Former Democratic state Sen. Malcolm Smith was sentenced Wednesday to seven years in prison in a scheme to bribe his way onto the ballot for the 2013 New York City mayoral election.
His co-defendant, Vincent Tabone, the former Queens Republican vice chairman, was awaiting sentencing later Wednesday.
The two were convicted in February of crimes that included bribery conspiracy, wire fraud and extortion. When they were arrested, U.S. Attorney Preet Bharara said the case illustrated a "culture of corruption" in New York politics.
"Smith abused his position of public trust and encouraged others to do so for his own personal benefit. Tabone violated the trust placed in him by his fellow party members in an effort to enrich himself through quid pro quo bribery, and then brazenly tried to prevent the leader of his own party from testifying against him," prosecutors said this week in asking for lengthy prison terms. They called the defendants' conduct "truly egregious."
Smith's lawyer said he would appeal.
"Obviously I'm disappointed. I think Malcolm Smith was entrapped," lawyer Gerald Shargel said after the sentencing.
Shargel had requested a year and a day sentence, arguing Smith deserved a lighter sentence because he had been lured into the scheme by a government informant whom the lawyer called a "scoundrel."
In imposing the sentence, U.S. District Judge Kenneth Karas said: "If Smith had said no to the scoundrel, we wouldn't be here."

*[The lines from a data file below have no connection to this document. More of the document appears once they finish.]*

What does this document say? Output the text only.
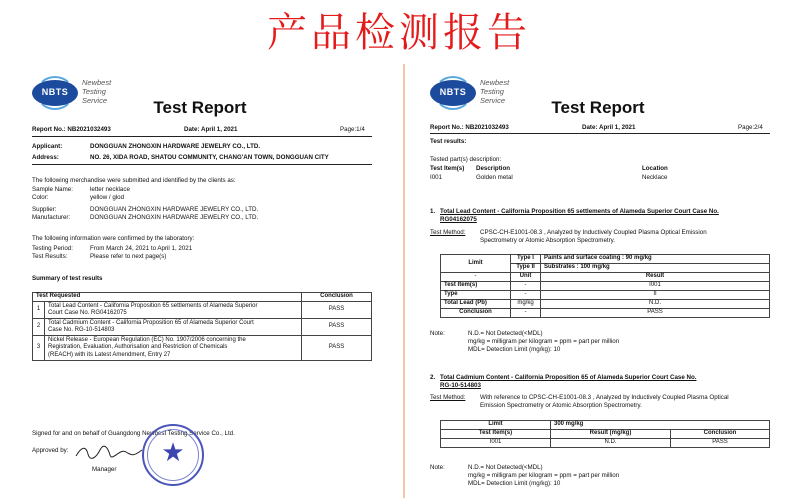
产品检测报告
NBTS
Newbest
Testing
Service	Test Report
Report No.: NB2021032493	Date: April 1, 2021	Page:1/4
Applicant:	DONGGUAN ZHONGXIN HARDWARE JEWELRY CO., LTD.
Address:	NO. 26, XIDA ROAD, SHATOU COMMUNITY, CHANG'AN TOWN, DONGGUAN CITY
The following merchandise were submitted and identified by the clients as:
Sample Name:	letter necklace
Color:	yellow / glod
Supplier:	DONGGUAN ZHONGXIN HARDWARE JEWELRY CO., LTD.
Manufacturer:	DONGGUAN ZHONGXIN HARDWARE JEWELRY CO., LTD.
The following information were confirmed by the laboratory:
Testing Period:	From March 24, 2021 to April 1, 2021
Test Results:	Please refer to next page(s)
Summary of test results
Test Requested		Conclusion
1	Total Lead Content - California Proposition 65 settlements of Alameda Superior
Court Case No. RG04162075	PASS
2	Total Cadmium Content - California Proposition 65 of Alameda Superior Court
Case No. RG-10-514803	PASS
3	Nickel Release - European Regulation (EC) No. 1907/2006 concerning the
Registration, Evaluation, Authorisation and Restriction of Chemicals
(REACH) with its Latest Amendment, Entry 27	PASS
Signed for and on behalf of Guangdong Newbest Testing Service Co., Ltd.
Approved by:
Manager
★
NBTS
Newbest
Testing
Service	Test Report
Report No.: NB2021032493	Date: April 1, 2021	Page:2/4
Test results:
Tested part(s) description:
Test Item(s) Description	Location
I001	Golden metal	Necklace
1. Total Lead Content - California Proposition 65 settlements of Alameda Superior Court Case No.
RG04162075
Test Method: CPSC-CH-E1001-08.3 , Analyzed by Inductively Coupled Plasma Optical Emission
Spectrometry or Atomic Absorption Spectrometry.
Limit	Type I	Paints and surface coating : 90 mg/kg
	Type II	Substrates : 100 mg/kg
-	Unit	Result
Test Item(s)	-	I001
Type	-	II
Total Lead (Pb)	mg/kg	N.D.
Conclusion	-	PASS
Note:	N.D.= Not Detected(<MDL)
mg/kg = milligram per kilogram = ppm = part per million
MDL= Detection Limit (mg/kg): 10
2. Total Cadmium Content - California Proposition 65 of Alameda Superior Court Case No.
RG-10-514803
Test Method: With reference to CPSC-CH-E1001-08.3 , Analyzed by Inductively Coupled Plasma Optical
Emission Spectrometry or Atomic Absorption Spectrometry.
Limit	300 mg/kg	
Test Item(s)	Result (mg/kg)	Conclusion
I001	N.D.	PASS
Note:	N.D.= Not Detected(<MDL)
mg/kg = milligram per kilogram = ppm = part per million
MDL= Detection Limit (mg/kg): 10
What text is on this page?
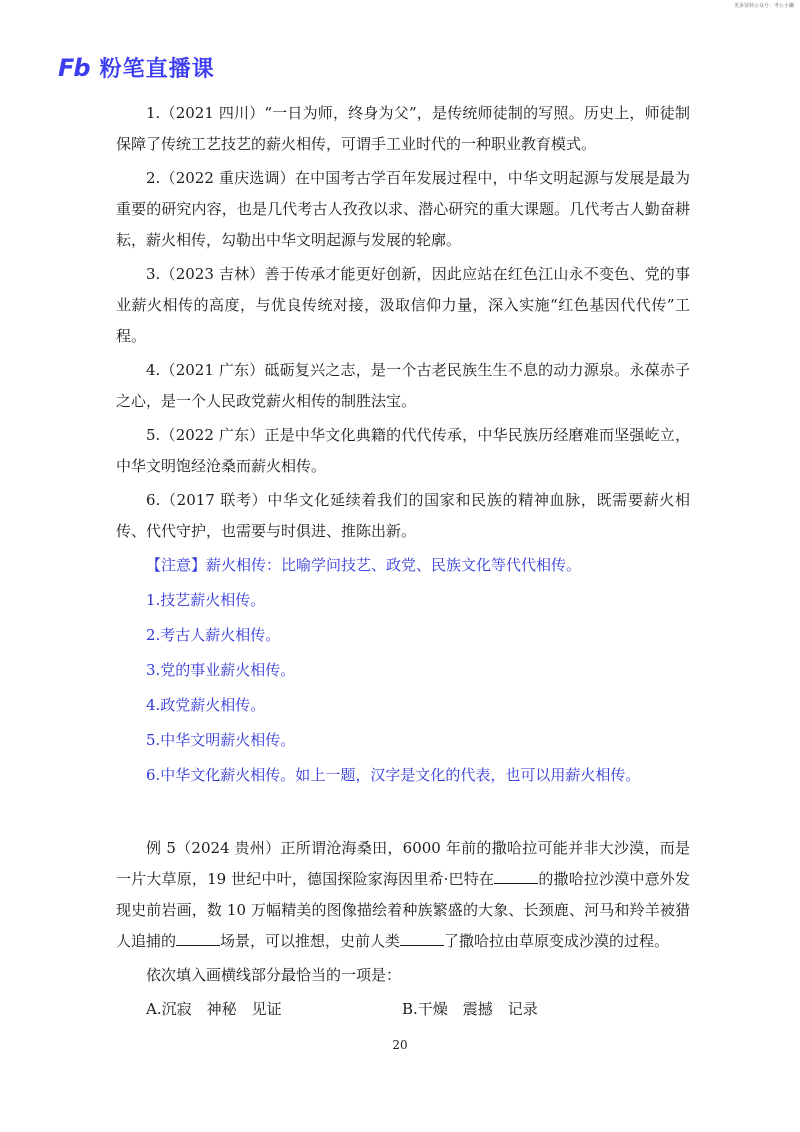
更多资料公众号：考公小獭
Fb 粉笔直播课

1.（2021 四川）“一日为师，终身为父”，是传统师徒制的写照。历史上，师徒制保障了传统工艺技艺的薪火相传，可谓手工业时代的一种职业教育模式。

2.（2022 重庆选调）在中国考古学百年发展过程中，中华文明起源与发展是最为重要的研究内容，也是几代考古人孜孜以求、潜心研究的重大课题。几代考古人勤奋耕耘，薪火相传，勾勒出中华文明起源与发展的轮廓。

3.（2023 吉林）善于传承才能更好创新，因此应站在红色江山永不变色、党的事业薪火相传的高度，与优良传统对接，汲取信仰力量，深入实施“红色基因代代传”工程。

4.（2021 广东）砥砺复兴之志，是一个古老民族生生不息的动力源泉。永葆赤子之心，是一个人民政党薪火相传的制胜法宝。

5.（2022 广东）正是中华文化典籍的代代传承，中华民族历经磨难而坚强屹立，中华文明饱经沧桑而薪火相传。

6.（2017 联考）中华文化延续着我们的国家和民族的精神血脉，既需要薪火相传、代代守护，也需要与时俱进、推陈出新。

【注意】薪火相传：比喻学问技艺、政党、民族文化等代代相传。

1.技艺薪火相传。

2.考古人薪火相传。

3.党的事业薪火相传。

4.政党薪火相传。

5.中华文明薪火相传。

6.中华文化薪火相传。如上一题，汉字是文化的代表，也可以用薪火相传。

例 5（2024 贵州）正所谓沧海桑田，6000 年前的撒哈拉可能并非大沙漠，而是一片大草原，19 世纪中叶，德国探险家海因里希·巴特在	的撒哈拉沙漠中意外发现史前岩画，数 10 万幅精美的图像描绘着种族繁盛的大象、长颈鹿、河马和羚羊被猎人追捕的	场景，可以推想，史前人类	了撒哈拉由草原变成沙漠的过程。

依次填入画横线部分最恰当的一项是：

A.沉寂　神秘　见证	B.干燥　震撼　记录
20
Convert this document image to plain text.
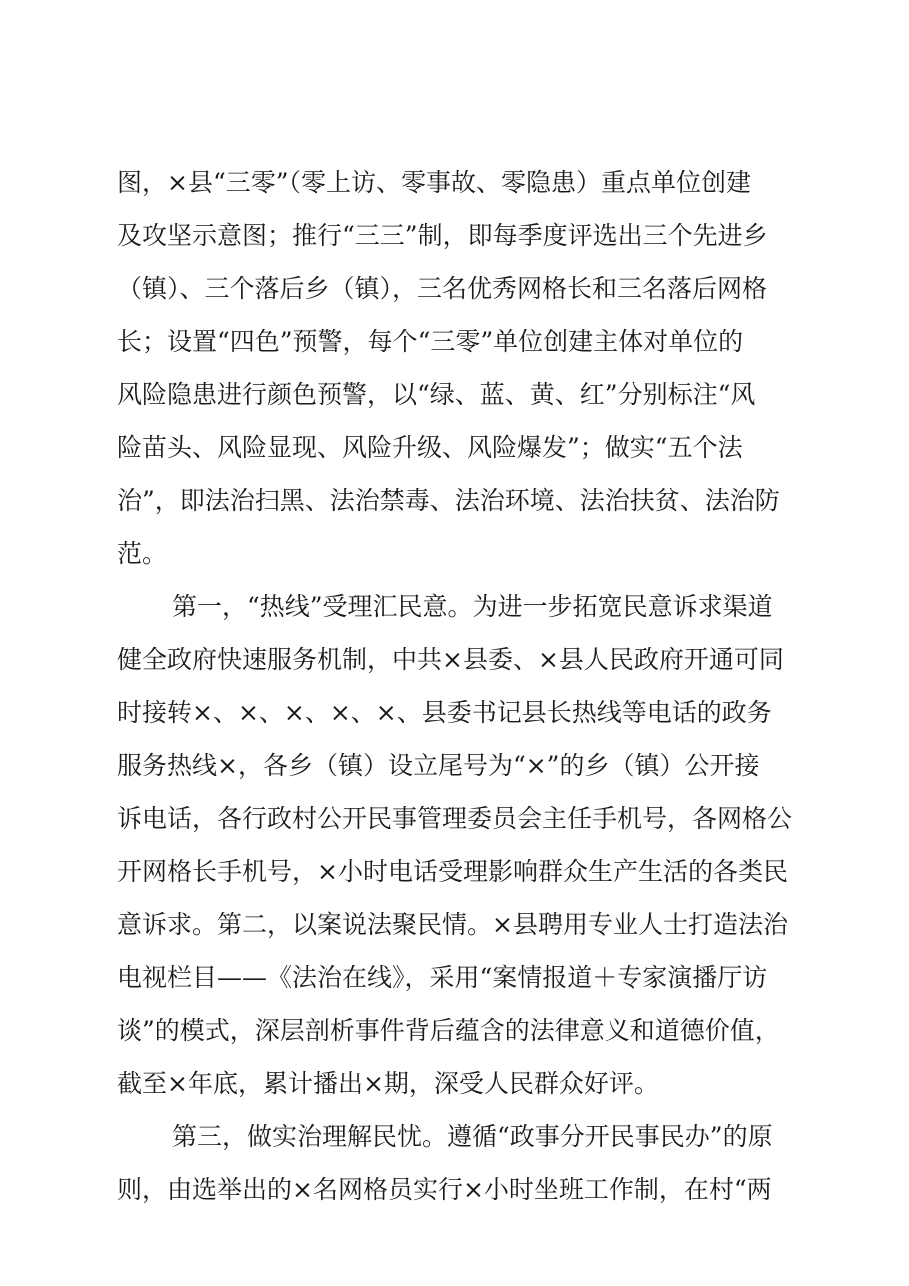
图，×县“三零”（零上访、零事故、零隐患）重点单位创建
及攻坚示意图；推行“三三”制，即每季度评选出三个先进乡
（镇）、三个落后乡（镇），三名优秀网格长和三名落后网格
长；设置“四色”预警，每个“三零”单位创建主体对单位的
风险隐患进行颜色预警，以“绿、蓝、黄、红”分别标注“风
险苗头、风险显现、风险升级、风险爆发”；做实“五个法
治”，即法治扫黑、法治禁毒、法治环境、法治扶贫、法治防
范。
第一，“热线”受理汇民意。为进一步拓宽民意诉求渠道
健全政府快速服务机制，中共×县委、×县人民政府开通可同
时接转×、×、×、×、×、县委书记县长热线等电话的政务
服务热线×，各乡（镇）设立尾号为“×”的乡（镇）公开接
诉电话，各行政村公开民事管理委员会主任手机号，各网格公
开网格长手机号，×小时电话受理影响群众生产生活的各类民
意诉求。第二，以案说法聚民情。×县聘用专业人士打造法治
电视栏目——《法治在线》，采用“案情报道＋专家演播厅访
谈”的模式，深层剖析事件背后蕴含的法律意义和道德价值，
截至×年底，累计播出×期，深受人民群众好评。
第三，做实治理解民忧。遵循“政事分开民事民办”的原
则，由选举出的×名网格员实行×小时坐班工作制，在村“两
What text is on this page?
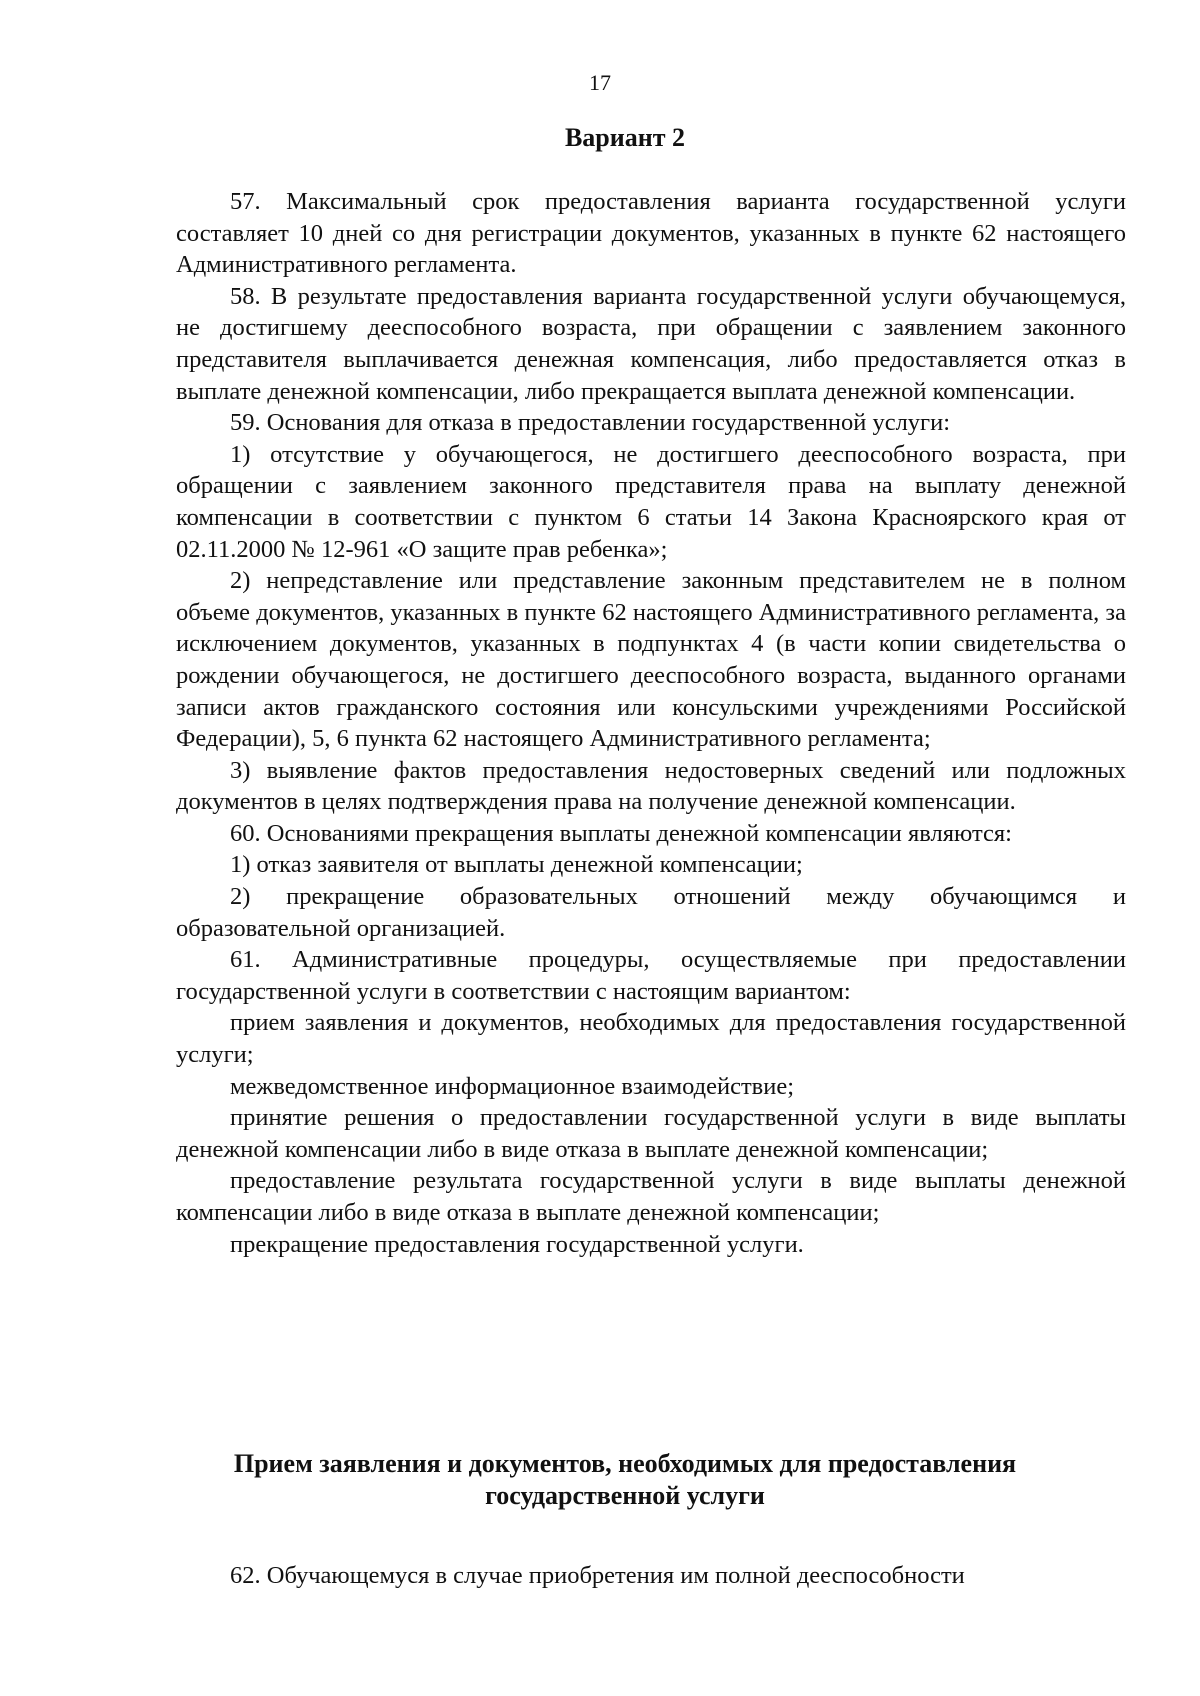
17
Вариант 2

57. Максимальный срок предоставления варианта государственной услуги составляет 10 дней со дня регистрации документов, указанных в пункте 62 настоящего Административного регламента.

58. В результате предоставления варианта государственной услуги обучающемуся, не достигшему дееспособного возраста, при обращении с заявлением законного представителя выплачивается денежная компенсация, либо предоставляется отказ в выплате денежной компенсации, либо прекращается выплата денежной компенсации.

59. Основания для отказа в предоставлении государственной услуги:

1) отсутствие у обучающегося, не достигшего дееспособного возраста, при обращении с заявлением законного представителя права на выплату денежной компенсации в соответствии с пунктом 6 статьи 14 Закона Красноярского края от 02.11.2000 № 12-961 «О защите прав ребенка»;

2) непредставление или представление законным представителем не в полном объеме документов, указанных в пункте 62 настоящего Административного регламента, за исключением документов, указанных в подпунктах 4 (в части копии свидетельства о рождении обучающегося, не достигшего дееспособного возраста, выданного органами записи актов гражданского состояния или консульскими учреждениями Российской Федерации), 5, 6 пункта 62 настоящего Административного регламента;

3) выявление фактов предоставления недостоверных сведений или подложных документов в целях подтверждения права на получение денежной компенсации.

60. Основаниями прекращения выплаты денежной компенсации являются:

1) отказ заявителя от выплаты денежной компенсации;

2) прекращение образовательных отношений между обучающимся и образовательной организацией.

61. Административные процедуры, осуществляемые при предоставлении государственной услуги в соответствии с настоящим вариантом:

прием заявления и документов, необходимых для предоставления государственной услуги;

межведомственное информационное взаимодействие;

принятие решения о предоставлении государственной услуги в виде выплаты денежной компенсации либо в виде отказа в выплате денежной компенсации;

предоставление результата государственной услуги в виде выплаты денежной компенсации либо в виде отказа в выплате денежной компенсации;

прекращение предоставления государственной услуги.

Прием заявления и документов, необходимых для предоставления
государственной услуги

62. Обучающемуся в случае приобретения им полной дееспособности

Smith, who chose not to address the court, had no visible reaction to the sentence. He is scheduled to surrender Sept. 21. He left court without speaking to reporters.
The pair's convictions came the same week that longtime Assembly Speaker Sheldon Silver, a Manhattan Democrat, stepped down from his leadership post in the face of federal charges that he accepted nearly $4 million in payoffs and kickbacks.
In 2013, prosecutors said, Smith wanted to be mayor but also wanted to avoid a Democratic mayoral primary. So he instead decided to obtain the backing of Republican leaders in three boroughs, which would allow him to run for the GOP line, the indictment said. Prosecutors said he authorized bribes totaling about $200,000.
Jurors saw video recordings of transactions that prosecutors said were bribes, and they heard testimony from an FBI informant identified only as "Raj" who had posed as a wealthy real estate developer and was in on meetings involving Smith and Republican leaders.
Of four other politicians who were arrested with Smith and Tabone, two have been convicted and two have pleaded guilty.